House sales are booming nationally and Auckland leads the way with a $709 a day jump. The city last month had the biggest price rises and the most deals.
Prices in most Auckland areas are now well above the 2007-08 slump, according to Real Estate Institute figures out yesterday, which showed an extremely strong March.
The national median price jumped $10,500 from $350,000 to $360,500, a $338-a-day rise.
Auckland house sales showed price rises higher than elsewhere in New Zealand, from a median $453,500 to $475,000, up $22,000 during its hot, dry summer.
House prices have risen to their highest March level in two decades and the number of sales passed 6000 after dropping at the end of last year.
Reserve Bank figures published in the Herald this week showed mortgage volumes down 30 per cent in the first quarter of this year and mortgage brokers claiming borrowers were finding it hard to get cash from banks for houses.
But other Reserve Bank figures showed Kiwis had 1.38 million mortgages, owing $167 billion by the end of February, up 3.2 per cent on last February's $162.4 billion.
That indicates the house mortgage market is far from drying up.
Institute president Peter McDonald said he was being asked why the Reserve Bank figures showed low mortgage approvals.
Those mortgage figures included the period this year when house sales had slumped, he said, but the latest REINZ figures were just for March.
Yesterday's institute figures prompted a closer look at a random Auckland suburban selection which showed prices doubling in many areas in the past decade, despite the downturn which hit around 2007.
Reserve Bank moves to dampen speculation and widespread negativity about housing's role in the wider economy have failed to curb big gains in the area's price rises.
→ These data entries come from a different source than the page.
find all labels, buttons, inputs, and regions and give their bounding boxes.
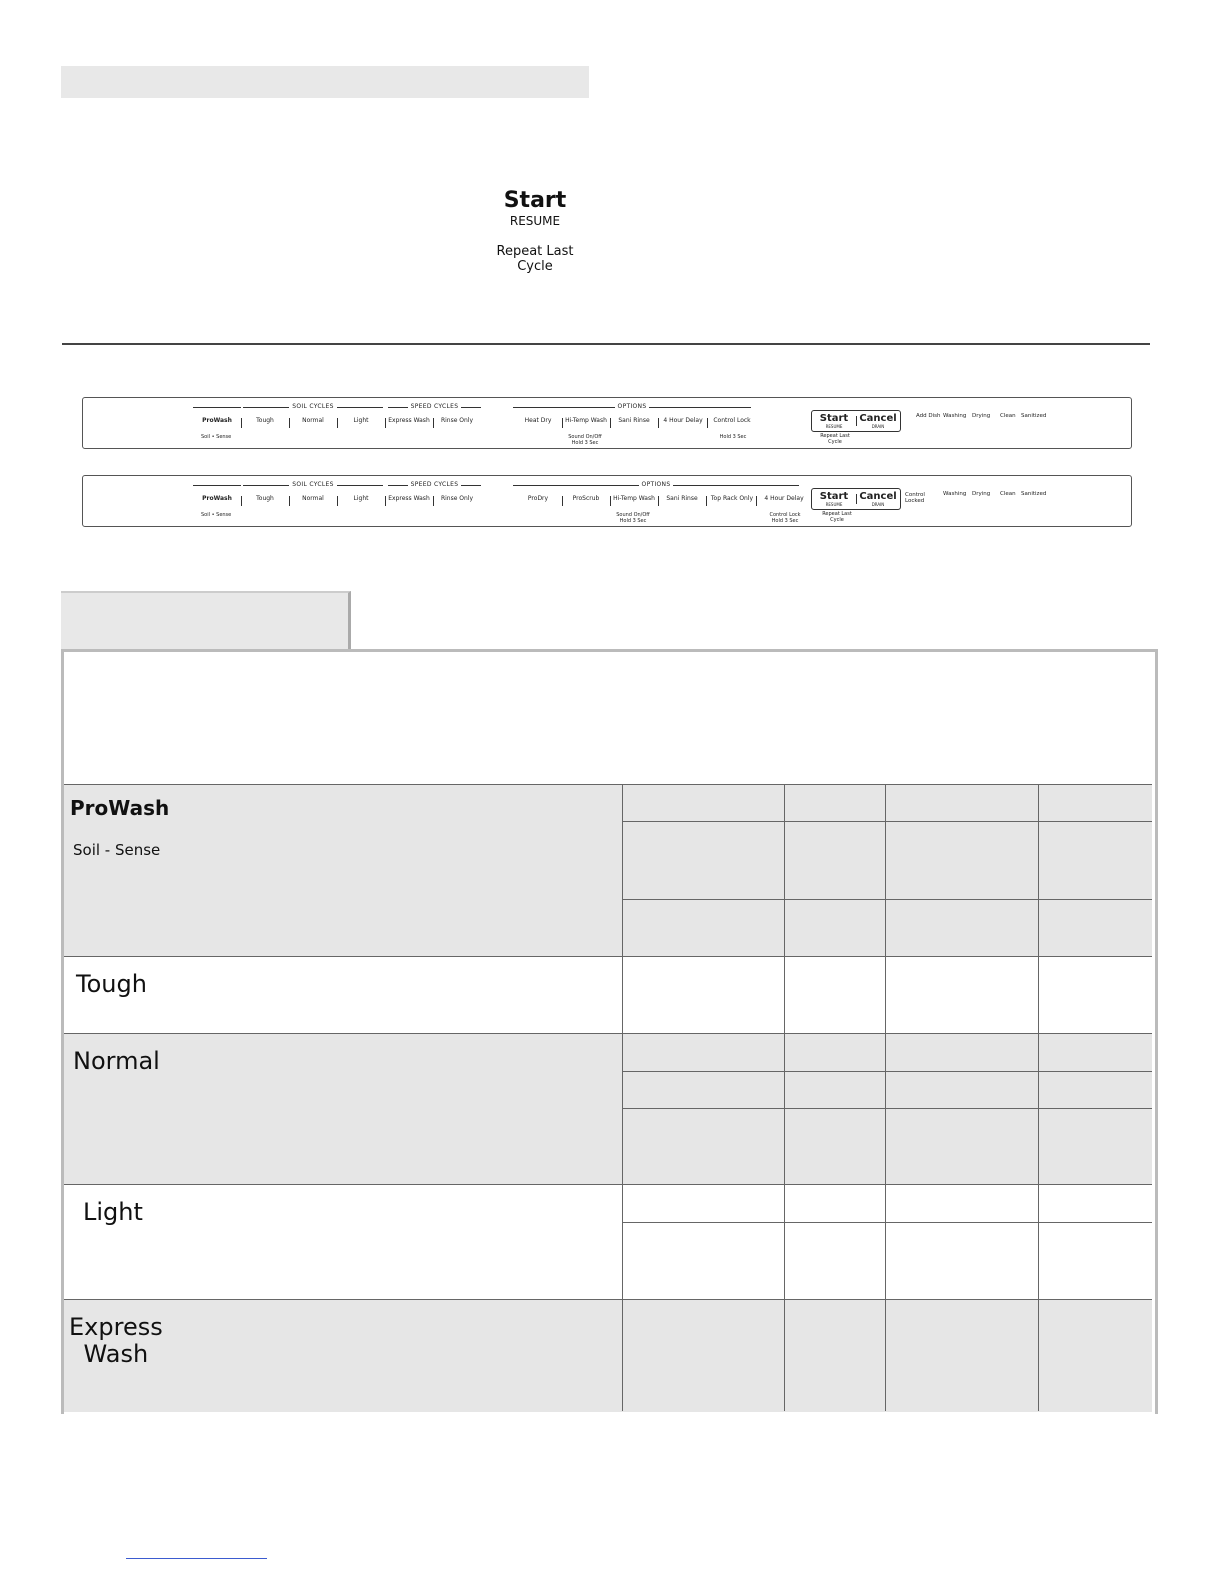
section-header-bar (61, 66, 589, 98)
cancel-button[interactable]: Cancel DRAIN (859, 413, 897, 429)
hi-temp-wash-button[interactable]: Hi-Temp Wash (613, 495, 655, 502)
cycle-sublabel-soil-sense: Soil - Sense (73, 841, 161, 859)
status-control-locked: Control Locked (905, 492, 925, 504)
status-drying: Drying (972, 413, 991, 419)
top-rack-only-button[interactable]: Top Rack Only (710, 495, 754, 502)
options-header: OPTIONS (513, 403, 751, 411)
prowash-button[interactable]: ProWash (202, 417, 232, 424)
express-wash-button[interactable]: Express Wash (388, 417, 430, 424)
table-row-light (64, 1184, 1152, 1300)
tough-button[interactable]: Tough (256, 417, 274, 424)
express-wash-button[interactable]: Express Wash (388, 495, 430, 502)
sound-note: Sound On/Off Hold 3 Sec (616, 512, 650, 524)
repeat-last-cycle-note: Repeat Last Cycle (822, 511, 852, 523)
normal-button[interactable]: Normal (302, 417, 324, 424)
status-washing: Washing (943, 413, 967, 419)
table-row-prowash (64, 784, 1152, 957)
cycle-label-light: Light (83, 1198, 143, 1226)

Prices doubled in the exclusive eastern suburbs, more than doubled in Mt Albert and in most other areas.
Mr McDonald said the strengthening market was an encouraging sign and despite an abundance of good listings, prices were rising because of strong demand from buyers.
Turnover is strong. Nationally, 6161 houses sold last month, up from February's 5029 but well below the peak in March 2007 when 10,989 were sold.
In Auckland, 2187 houses were sold last month, better than February's 1578 deals but worse than March 2007's 3884.
March saw the sale of houses worth $2 billion - 3552 properties for less than $400,000, 208 for $1 million-plus, 1589 for between $400,000 and $600,000, and 812 from $600,000 to $1 million.
Institute of Economic Research economist Shamubeel Eaqub said the latest figures weren't too bad.
House sales had not deteriorated but had not recovered a lot either.
But he had a few concerns, including the way the time taken to sell homes was creeping up and the big backlog of unsold houses cited by realestate.co.nz, which would take 11 months to sell at the current pace.
"The market had only three to four months of stock in the boom days," he said.
The median rise is heavily influenced by the composition of sales and movements in house prices and he thinks the figures are inflated by a large number of big deals.
"The high end of the market is still going relatively well, but the bottom half of the market has seen sales and prices slow in recent months.
This is expected - lower-priced homes will tend to be purchased by people who are more influenced by interest rates and income conditions.
"Rising mortgage rates and plunging mortgage approvals are consistent with a still struggling housing market. House prices are still too high compared to mortgage rates, incomes and rents.
"The May Budget announcements on the treatment of depreciation could further reduce the value of a home to investors."